How does an electron behave in a closed time like curve?

[MTd2]

So, it goes in the first loop, no problem. In the second loop, no problem either, it could just change the spin. So, what about the third, will the electron interfere with its own past? Will it be destroyed? Will it mysteriously scatter and not interfere with its past.

This is the same for all ferminos, but bosons won't have this issue.

 

[humanino]

Yes but bosons do help you very much in this problem. By interfering constructively, if I recall correctly, they will blow up your loop before it becomes a real problem

 

[MTd2]

Yes but bosons do help you very much in this problem. By interfering constructively, if I recall correctly, they will blow up your loop before it becomes a real problem

Really? Any source or reasoning?

BTW, I was thinking more about fermions because of the exclusion principle.

 

[friend]

So, it goes in the first loop, no problem. In the second loop, no problem either, it could just change the spin. So, what about the third, will the electron interfere with its own past? Will it be destroyed? Will it mysteriously scatter and not interfere with its past.

This is the same for all ferminos, but bosons won't have this issue.

Actually, QFT loses its particle nature in tightly curved spacetimes. Particles are described by plane waves in flat spacetime that propagate both forward and backward in time. But in curved spacetimes planewaves no longer act like planewaves.

 

[humanino]

Really? Any source or reasoning?

I originally read about it in Kip Thorne's "Black and time warps". I can dig up the references if you want.

 

[Demystifier]

So, it goes in the first loop, no problem. In the second loop, no problem either, it could just change the spin. So, what about the third, will the electron interfere with its own past? Will it be destroyed? Will it mysteriously scatter and not interfere with its past.

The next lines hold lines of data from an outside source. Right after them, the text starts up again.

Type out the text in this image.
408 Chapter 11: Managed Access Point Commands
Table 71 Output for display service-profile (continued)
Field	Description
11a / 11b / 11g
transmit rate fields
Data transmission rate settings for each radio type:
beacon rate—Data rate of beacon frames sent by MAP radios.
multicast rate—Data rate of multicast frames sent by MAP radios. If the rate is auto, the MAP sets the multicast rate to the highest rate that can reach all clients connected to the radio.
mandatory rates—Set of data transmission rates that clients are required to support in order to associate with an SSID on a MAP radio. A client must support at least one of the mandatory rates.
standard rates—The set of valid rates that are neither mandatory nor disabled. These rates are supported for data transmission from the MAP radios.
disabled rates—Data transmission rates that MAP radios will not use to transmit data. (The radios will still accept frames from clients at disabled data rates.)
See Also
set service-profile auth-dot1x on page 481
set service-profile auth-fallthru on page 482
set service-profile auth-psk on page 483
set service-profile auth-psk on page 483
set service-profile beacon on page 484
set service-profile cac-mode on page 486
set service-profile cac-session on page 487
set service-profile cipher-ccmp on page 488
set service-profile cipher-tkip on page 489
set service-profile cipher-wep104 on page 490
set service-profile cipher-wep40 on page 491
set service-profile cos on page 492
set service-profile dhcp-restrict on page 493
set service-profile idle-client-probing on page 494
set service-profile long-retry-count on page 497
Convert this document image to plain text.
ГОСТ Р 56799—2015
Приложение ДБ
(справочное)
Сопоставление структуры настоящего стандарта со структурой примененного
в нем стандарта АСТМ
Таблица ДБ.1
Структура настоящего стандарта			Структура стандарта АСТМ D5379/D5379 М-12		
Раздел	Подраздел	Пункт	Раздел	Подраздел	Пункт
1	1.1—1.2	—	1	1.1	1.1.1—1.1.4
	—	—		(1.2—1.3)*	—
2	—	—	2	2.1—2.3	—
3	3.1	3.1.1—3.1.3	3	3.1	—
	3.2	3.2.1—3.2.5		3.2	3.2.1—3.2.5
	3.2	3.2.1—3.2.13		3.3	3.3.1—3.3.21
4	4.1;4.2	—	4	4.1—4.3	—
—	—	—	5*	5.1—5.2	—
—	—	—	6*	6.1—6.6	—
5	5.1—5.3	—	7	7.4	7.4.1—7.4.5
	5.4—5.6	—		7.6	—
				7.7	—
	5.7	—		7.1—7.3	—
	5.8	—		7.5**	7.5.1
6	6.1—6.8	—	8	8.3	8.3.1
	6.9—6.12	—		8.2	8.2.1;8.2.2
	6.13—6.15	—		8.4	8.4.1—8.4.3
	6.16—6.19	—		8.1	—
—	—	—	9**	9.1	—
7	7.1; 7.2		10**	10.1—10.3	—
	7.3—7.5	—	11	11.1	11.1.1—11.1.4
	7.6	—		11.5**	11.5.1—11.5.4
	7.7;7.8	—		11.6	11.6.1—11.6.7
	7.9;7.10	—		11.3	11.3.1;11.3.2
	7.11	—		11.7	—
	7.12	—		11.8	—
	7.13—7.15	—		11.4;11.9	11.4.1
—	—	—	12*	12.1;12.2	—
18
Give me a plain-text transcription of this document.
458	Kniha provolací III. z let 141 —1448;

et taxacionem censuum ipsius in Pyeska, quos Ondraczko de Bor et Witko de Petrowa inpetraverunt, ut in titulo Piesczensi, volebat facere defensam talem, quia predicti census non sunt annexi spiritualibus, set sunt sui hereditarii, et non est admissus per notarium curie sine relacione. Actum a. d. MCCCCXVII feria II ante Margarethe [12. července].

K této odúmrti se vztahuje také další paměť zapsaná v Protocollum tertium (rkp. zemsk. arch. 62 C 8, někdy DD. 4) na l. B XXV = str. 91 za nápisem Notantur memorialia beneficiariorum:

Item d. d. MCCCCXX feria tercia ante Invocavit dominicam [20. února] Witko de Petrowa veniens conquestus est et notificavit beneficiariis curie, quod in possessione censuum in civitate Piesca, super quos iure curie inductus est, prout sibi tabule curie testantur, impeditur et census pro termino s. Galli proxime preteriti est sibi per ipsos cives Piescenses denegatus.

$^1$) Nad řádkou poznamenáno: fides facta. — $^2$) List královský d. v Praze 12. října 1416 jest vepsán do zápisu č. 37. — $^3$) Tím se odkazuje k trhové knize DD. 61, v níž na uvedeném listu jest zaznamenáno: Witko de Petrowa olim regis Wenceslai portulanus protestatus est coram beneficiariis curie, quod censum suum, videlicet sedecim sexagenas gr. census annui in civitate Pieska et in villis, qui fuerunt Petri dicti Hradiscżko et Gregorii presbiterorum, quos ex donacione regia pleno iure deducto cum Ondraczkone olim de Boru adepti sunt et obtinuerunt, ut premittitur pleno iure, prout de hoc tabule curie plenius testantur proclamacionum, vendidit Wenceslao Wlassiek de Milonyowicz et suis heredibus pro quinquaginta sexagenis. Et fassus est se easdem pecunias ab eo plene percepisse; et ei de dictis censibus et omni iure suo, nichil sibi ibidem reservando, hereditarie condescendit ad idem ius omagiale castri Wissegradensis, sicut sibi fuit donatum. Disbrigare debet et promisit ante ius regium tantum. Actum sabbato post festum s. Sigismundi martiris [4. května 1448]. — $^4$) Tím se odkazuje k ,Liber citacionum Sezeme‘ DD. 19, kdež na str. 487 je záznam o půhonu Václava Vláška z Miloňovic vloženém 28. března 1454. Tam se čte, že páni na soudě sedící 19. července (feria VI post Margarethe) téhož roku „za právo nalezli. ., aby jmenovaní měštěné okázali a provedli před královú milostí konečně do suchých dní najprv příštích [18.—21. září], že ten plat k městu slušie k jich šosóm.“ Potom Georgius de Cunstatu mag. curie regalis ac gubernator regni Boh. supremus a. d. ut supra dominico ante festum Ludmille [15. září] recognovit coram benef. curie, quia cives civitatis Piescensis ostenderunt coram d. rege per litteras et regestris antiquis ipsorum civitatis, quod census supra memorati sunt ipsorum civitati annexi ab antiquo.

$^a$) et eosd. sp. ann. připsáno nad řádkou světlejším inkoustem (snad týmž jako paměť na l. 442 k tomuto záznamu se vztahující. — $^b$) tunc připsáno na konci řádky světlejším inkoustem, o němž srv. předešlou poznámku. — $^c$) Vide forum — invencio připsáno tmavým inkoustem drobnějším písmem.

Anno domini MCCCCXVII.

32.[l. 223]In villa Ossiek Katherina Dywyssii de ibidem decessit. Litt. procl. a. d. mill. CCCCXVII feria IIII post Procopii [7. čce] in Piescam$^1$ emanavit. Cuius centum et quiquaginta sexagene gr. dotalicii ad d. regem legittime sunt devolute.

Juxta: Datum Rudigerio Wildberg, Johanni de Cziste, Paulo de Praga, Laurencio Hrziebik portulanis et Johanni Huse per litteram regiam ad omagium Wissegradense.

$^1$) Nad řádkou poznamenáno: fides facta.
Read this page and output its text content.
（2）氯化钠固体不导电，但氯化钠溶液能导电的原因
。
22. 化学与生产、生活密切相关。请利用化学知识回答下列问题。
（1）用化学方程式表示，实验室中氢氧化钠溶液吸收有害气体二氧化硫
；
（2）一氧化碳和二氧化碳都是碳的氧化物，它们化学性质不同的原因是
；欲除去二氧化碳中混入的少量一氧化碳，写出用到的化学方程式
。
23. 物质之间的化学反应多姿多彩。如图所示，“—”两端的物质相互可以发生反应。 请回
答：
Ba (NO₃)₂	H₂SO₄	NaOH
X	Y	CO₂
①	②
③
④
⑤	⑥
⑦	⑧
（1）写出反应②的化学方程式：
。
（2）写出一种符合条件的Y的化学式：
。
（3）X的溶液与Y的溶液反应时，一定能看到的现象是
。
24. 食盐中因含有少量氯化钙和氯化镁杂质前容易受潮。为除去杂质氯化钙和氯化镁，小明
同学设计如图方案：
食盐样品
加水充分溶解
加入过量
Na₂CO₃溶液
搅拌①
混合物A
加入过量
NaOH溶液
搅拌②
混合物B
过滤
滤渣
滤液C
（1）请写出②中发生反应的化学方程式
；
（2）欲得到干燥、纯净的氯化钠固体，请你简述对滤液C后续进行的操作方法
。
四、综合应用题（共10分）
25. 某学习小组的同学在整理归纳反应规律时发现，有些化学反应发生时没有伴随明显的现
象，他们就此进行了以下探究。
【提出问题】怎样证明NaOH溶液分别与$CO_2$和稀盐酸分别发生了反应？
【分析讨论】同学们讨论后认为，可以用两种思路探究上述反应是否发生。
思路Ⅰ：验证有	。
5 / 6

This is the same for all ferminos, but bosons won't have this issue.

The wave function is still of the form $$\psi({\bf x},t)$$, not $$\psi({\bf x}_1, {\bf x}_2, {\bf x}_3, ...,t)$$. In other words, it is still a 1-particle wave function. Consequently, the statistics is irrelevant, the concept of particle exchange does not make sense, there is no difference between bosons and fermions. The electron will have the same spin in each loop, simply because it is the same self-consistent electron.

The only interesting stuff is the following. Due to CTC, the wave function must be periodic in time. Consequently, energy is quantized even though the particle is not in a potential well.

 

[Demystifier]

Actually, QFT loses its particle nature in tightly curved spacetimes. Particles are described by plane waves in flat spacetime that propagate both forward and backward in time. But in curved spacetimes planewaves no longer act like planewaves.

Wrong! QFT loses its particle nature when the time coordinate is not well defined. On the other hand, in our case the time coordinate may be well defined. Take for example a cylindrical universe, in which the compact coordinate is the time coordinate. In this case the metric is flat, but there is a CTC.